Юджин оттолкнул от себя обрубок вместе с кинжалом.
- И все равно ты лжец, Фабиан! - закричал он. - Александра мне рассказала о том, что с целью напоить ее ты налил ей самого крепкого вина. Сказала, что она выпила почти целую бутылку. Нынче утром, когда ты отправился на тренировку, я побывал в твоем дилижансе и нашел бутылку там, где она, по словам Александры, должна была находиться. - Он умолк, но лишь для того, чтобы завопить еще громче: - Я преподам тебе урок хорошего тона. Вон отсюда!
Теперь все были на ногах. Кусок пальца лежал на столе, и какую-то долю секунды Фабиан испытывал нестерпимое желание оставить его там. Подавив в себе страх и ярость - это анестезирующее средство, заглушающее боль, - он неохотно взял его большим и указательным пальцами. Он почему-то решил, что обрубок отзовется на его прикосновение, но этот кусок мяса походил на ощупь на окровавленный кусок резины, а ноготь - на пластмассу. Он быстро присоединил кусок к изуродованному пульсировавшему пальцу и, крепко сжимая их правой рукой, хотел было уйти. По штанам его и на пол капала кровь.

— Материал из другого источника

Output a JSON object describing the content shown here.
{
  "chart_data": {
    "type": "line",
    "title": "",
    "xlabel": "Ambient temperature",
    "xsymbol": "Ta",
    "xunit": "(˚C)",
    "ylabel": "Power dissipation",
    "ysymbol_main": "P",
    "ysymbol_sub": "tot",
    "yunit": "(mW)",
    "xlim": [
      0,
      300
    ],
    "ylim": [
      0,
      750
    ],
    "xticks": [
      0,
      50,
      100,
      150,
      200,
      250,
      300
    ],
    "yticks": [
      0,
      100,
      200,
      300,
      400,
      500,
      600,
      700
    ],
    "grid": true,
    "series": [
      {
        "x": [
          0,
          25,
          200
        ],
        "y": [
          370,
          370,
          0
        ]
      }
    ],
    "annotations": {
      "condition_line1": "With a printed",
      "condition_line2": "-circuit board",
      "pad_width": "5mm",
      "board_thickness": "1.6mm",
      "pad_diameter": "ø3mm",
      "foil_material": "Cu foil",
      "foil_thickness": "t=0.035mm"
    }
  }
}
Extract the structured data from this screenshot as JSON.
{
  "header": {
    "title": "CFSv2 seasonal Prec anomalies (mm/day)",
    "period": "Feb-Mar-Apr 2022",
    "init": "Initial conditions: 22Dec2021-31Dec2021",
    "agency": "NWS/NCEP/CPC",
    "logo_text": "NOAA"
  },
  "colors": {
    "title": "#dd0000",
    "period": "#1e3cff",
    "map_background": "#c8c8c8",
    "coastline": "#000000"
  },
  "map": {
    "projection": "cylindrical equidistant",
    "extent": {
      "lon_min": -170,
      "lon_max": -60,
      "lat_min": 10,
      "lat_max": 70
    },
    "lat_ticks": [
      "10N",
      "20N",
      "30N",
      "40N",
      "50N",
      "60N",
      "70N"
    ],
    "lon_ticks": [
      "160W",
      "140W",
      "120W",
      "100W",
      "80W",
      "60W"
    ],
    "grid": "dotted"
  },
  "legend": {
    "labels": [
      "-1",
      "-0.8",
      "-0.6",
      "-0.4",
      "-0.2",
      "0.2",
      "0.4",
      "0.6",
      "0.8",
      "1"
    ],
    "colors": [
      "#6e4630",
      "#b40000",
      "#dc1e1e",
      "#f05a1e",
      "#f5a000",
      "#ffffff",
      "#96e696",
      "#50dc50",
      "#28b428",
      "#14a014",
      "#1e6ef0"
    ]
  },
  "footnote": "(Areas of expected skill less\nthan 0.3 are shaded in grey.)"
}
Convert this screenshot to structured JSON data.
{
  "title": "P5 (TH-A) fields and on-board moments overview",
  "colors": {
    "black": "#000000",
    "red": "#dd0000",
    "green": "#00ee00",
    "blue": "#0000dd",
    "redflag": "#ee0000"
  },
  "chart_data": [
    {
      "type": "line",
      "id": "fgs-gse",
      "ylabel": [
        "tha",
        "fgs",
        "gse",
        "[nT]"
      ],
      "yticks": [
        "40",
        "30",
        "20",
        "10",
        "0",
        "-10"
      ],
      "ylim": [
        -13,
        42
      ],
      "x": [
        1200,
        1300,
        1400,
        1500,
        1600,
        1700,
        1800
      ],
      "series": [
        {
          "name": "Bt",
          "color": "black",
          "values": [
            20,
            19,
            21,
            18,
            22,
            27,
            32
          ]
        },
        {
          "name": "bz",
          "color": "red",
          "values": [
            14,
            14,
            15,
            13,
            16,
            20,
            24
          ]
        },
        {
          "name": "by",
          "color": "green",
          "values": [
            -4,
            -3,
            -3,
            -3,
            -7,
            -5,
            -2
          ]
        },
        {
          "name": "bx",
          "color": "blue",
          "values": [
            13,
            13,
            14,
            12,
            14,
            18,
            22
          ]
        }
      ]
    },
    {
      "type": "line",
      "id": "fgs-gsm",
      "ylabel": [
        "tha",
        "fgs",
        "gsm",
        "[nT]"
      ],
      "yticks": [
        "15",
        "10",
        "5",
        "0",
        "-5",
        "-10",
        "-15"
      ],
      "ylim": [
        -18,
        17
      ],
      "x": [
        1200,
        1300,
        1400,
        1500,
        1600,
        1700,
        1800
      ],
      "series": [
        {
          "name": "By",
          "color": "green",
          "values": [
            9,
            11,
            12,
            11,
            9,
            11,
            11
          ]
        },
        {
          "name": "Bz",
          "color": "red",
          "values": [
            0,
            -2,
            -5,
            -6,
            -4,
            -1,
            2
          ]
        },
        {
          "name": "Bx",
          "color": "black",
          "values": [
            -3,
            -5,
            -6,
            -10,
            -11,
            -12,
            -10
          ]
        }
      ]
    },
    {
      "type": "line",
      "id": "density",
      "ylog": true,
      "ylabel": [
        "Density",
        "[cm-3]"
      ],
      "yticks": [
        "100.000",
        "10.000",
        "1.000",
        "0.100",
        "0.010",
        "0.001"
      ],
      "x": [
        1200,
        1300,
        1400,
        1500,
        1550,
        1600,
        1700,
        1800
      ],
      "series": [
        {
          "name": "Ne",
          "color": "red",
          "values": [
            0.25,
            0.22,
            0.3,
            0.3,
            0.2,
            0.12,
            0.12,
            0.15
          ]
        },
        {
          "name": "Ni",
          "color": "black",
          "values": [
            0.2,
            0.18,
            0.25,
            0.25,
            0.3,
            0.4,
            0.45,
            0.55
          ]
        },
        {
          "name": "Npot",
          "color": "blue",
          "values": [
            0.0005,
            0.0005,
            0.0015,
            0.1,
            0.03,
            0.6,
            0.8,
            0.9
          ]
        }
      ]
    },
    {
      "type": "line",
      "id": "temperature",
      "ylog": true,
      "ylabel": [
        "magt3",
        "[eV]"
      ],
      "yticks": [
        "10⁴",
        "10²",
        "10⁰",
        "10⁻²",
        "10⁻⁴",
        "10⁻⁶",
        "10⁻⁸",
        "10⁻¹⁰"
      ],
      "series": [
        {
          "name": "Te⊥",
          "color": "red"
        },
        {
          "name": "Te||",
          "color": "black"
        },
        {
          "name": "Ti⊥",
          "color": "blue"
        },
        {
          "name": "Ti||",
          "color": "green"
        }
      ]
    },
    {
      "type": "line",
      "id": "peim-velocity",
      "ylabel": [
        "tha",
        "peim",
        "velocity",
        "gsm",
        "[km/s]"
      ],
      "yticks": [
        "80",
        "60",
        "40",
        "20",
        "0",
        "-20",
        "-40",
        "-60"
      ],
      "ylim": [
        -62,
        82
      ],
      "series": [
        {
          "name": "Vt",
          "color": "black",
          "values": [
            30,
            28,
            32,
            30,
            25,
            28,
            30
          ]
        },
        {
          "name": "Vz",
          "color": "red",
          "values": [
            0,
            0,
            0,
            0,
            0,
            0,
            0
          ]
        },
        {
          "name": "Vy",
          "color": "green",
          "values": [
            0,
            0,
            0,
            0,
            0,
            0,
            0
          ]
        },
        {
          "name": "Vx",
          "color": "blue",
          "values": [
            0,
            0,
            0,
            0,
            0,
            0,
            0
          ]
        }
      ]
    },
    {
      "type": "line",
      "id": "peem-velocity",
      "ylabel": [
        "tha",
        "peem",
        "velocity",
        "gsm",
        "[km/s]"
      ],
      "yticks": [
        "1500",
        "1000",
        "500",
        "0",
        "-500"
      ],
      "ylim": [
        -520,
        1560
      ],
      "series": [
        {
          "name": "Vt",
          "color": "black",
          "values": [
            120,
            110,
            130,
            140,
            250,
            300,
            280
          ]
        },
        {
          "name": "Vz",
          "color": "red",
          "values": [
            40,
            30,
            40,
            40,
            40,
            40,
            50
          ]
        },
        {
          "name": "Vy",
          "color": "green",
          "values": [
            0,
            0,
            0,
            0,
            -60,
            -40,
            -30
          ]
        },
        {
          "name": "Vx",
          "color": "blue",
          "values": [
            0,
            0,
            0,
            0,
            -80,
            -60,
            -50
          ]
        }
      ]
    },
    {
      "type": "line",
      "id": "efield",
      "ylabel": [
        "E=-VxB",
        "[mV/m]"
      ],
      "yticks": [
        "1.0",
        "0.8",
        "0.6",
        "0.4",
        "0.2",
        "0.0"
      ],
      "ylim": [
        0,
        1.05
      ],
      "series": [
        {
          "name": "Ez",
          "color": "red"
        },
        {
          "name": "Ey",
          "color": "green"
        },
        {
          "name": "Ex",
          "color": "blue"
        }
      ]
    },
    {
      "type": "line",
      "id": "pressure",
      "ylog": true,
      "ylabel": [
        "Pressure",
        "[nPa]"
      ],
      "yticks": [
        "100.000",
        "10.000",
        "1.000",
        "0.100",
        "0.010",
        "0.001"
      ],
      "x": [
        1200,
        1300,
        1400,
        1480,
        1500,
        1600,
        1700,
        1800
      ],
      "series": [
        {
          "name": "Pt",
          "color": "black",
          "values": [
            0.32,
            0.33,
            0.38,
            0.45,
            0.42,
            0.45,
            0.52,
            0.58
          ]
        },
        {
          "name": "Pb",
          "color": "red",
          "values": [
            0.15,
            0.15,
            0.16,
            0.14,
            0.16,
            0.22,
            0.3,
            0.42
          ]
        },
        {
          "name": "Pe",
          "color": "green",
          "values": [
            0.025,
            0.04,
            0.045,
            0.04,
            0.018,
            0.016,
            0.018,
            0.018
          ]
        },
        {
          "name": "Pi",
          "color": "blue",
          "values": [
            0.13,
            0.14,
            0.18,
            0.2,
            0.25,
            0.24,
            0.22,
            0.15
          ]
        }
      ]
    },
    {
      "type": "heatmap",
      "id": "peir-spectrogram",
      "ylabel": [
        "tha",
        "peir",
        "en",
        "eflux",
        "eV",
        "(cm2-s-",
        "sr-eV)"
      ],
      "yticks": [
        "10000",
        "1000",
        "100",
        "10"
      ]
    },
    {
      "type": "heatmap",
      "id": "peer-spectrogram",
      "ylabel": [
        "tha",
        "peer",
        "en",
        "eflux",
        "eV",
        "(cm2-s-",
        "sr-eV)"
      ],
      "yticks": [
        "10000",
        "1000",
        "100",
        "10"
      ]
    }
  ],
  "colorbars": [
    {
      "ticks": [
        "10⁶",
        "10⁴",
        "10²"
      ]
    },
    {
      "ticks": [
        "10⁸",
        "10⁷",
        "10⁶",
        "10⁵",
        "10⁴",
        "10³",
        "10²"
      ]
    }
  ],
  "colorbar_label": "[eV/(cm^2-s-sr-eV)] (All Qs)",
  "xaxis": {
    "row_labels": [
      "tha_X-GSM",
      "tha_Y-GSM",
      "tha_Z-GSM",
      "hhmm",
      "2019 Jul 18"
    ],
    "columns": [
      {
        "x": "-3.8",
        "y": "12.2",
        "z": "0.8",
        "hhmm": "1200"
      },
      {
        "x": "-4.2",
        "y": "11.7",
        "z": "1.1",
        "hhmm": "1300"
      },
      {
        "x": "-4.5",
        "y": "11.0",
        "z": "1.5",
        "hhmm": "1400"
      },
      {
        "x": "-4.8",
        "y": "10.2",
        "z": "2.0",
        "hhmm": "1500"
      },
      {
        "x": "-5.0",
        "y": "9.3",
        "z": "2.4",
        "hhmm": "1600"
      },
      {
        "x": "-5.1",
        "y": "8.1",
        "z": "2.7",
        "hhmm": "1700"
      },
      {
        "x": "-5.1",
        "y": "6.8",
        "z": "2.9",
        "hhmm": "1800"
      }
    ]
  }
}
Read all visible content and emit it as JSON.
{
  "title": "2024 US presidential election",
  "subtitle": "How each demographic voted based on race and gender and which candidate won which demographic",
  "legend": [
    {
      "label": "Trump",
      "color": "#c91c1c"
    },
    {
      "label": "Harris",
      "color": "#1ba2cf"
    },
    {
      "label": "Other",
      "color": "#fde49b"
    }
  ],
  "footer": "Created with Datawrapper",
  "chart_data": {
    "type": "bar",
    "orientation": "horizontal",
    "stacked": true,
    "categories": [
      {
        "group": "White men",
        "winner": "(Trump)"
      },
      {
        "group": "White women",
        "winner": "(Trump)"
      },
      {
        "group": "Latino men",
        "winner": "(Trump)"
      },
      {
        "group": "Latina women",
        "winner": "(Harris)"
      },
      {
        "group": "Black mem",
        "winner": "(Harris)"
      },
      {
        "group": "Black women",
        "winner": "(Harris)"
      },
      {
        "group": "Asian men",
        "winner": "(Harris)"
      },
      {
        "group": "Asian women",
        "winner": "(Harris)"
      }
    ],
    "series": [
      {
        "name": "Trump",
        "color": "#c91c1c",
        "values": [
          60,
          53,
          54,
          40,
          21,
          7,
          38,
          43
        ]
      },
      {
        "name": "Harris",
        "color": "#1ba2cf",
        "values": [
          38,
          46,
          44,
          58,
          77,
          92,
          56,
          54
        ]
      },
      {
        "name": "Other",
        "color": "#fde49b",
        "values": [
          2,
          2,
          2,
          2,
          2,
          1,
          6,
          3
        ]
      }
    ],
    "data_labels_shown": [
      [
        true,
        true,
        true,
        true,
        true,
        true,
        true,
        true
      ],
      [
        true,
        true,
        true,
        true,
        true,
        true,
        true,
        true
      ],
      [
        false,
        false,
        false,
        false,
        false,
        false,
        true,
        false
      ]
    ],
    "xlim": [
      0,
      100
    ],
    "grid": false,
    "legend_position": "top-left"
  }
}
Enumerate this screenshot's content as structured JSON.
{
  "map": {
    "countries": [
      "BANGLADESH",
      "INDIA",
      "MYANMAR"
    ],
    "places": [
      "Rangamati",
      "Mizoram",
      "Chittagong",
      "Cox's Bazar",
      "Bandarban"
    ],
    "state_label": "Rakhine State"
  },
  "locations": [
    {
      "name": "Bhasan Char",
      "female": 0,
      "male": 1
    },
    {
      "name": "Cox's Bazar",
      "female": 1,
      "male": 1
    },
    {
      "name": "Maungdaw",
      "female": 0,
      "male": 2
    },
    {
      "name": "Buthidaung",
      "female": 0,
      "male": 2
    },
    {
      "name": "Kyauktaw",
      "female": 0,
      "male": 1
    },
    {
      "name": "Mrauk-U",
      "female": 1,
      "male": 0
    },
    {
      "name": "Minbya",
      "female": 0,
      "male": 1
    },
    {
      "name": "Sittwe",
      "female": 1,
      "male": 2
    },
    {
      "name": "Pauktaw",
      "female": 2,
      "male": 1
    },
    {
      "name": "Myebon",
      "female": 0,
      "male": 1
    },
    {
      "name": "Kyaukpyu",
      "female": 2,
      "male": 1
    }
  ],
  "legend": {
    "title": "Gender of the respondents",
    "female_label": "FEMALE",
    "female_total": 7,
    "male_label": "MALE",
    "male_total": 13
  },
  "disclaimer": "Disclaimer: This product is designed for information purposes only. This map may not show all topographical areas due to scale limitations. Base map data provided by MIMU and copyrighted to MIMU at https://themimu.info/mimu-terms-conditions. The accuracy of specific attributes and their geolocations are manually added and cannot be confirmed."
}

- Ты нанял меня для того, чтобы я играл с тобой в поло, - сказал он Юджину. - Сыграем завтра, в шесть утра, и ты будешь учить меня обращению с мячом и клюшкой, как тебе будет угодно. На тренировочном поле. Без свидетелей.
- Я там буду! - продолжал кричать Юджин вслед бывшему другу.
Вернувшись к себе в комнату, Фабиан залил антисептиком изувеченный палец, пытаясь приклеить отрубленный конец пальца к кровоточащему обрубку с помощью пластыря. Он терял сознание от боли, сидя в машине, на которой грум вез его на полной скорости в больницу. В приемном покое хирург сшил обе части пальца и, забинтовав его, заверил Фабиана, что есть все шансы, что палец срастется и со временем сможет функционировать.
Фабиан вернулся к себе в трейлер и лег на кровать, на которой занимался любовью с Александрой. Позднее, находясь в лихорадочном состоянии и испытывая головокружение после уколов, которые сделал доктор, он почувствовал, как боль сменилась всепоглощающим чувством поражения.